RE = RRF + β(RM - RRF)

Where:

  • RRF = Risk-Free Rate
  • β = Beta of the stock, which estimates its volatility
  • RM = expected market return

For Apple Inc., we selected a risk-free rate of 2.87% based on the current 30-year Treasury yield and a beta of 1.25 which is derived from averaging the Yahoo Finance beta and regression beta over five years.

Cost of Debt (RD)

The cost of debt is calculated using the yield to maturity (YTM) on existing bonds. For Apple, the market value of debt is calculated from various bond issuances:

  • Total market value of bonds = $2.12 billion
  • Average yield to maturity = 3.26%

Market Values for Equity and Debt

Market value of equity is determined by multiplying the stock price by the number of shares:

Market Value of Equity = Price per Share x Number of Shares

As of the latest report, Apple had:

  • Market value of equity = $9.33 billion
  • Market value of debt = $2.12 billion

Weight Calculation

We calculate the weights for equity, debt, and preferred stock based on their market values:

  • Total Value (V) = Market Value of Equity + Market Value of Debt = $11.45 billion
  • wE = 9.33 / 11.45 = 0.815
  • wD = 2.12 / 11.45 = 0.185

WACC Calculation

Using the WACC formula and the values calculated:

WACC = (0.815 x 10.31%) + (0 x 0) + (0.185 x 3.26% x (1 - 0.39))

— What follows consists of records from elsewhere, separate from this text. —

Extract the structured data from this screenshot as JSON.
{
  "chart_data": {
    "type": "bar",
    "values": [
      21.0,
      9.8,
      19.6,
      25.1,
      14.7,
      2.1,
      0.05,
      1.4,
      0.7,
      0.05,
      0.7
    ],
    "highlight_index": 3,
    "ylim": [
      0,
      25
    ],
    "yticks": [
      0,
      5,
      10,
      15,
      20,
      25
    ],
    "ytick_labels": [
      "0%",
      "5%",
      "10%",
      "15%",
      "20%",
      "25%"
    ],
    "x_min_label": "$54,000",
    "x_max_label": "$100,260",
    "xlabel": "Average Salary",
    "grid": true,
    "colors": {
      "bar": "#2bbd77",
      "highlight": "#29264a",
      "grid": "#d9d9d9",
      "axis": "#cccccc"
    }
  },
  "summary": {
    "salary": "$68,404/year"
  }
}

After performing the calculations:

WACC = 8.97%

Conclusion

In assessing Apple Inc.’s financials through the lens of WACC, we find that the company bears a relatively low average cost of capital when compared to industry standards. This indicates a favorable position for potential investors as it signifies an efficient use of capital and a lower level of risk associated with returns on investment.

References

  • McDaniel, W. (1997). The Cost of Capital Project. Journal of Financial Education.
  • Yahoo Finance. (2021). Apple Inc. (AAPL) Stock Price, News, Quote & History.
  • Morningstar. (2023). Apple Bond Page.
  • Investopedia. (2023). Weighted Average Cost of Capital (WACC).
  • Rubin, A. (2019). Understanding the Weighted Average Cost of Capital.
  • Damodaran, A. (2018). Applied Corporate Finance. Wiley.
  • Gitman, L. J., & Zutter, C. (2018). Principles of Managerial Finance. Pearson.
  • Harvey, C. R. (2015). Innovations in Corporate Finance. Journal of Corporate Finance.
  • Myers, S. C. (2001). Capital Structure. The Journal of Economic Perspectives.
  • Brigham, E. F., & Ehrhardt, M. C. (2017). Financial Management: Theory & Practice. Cengage Learning.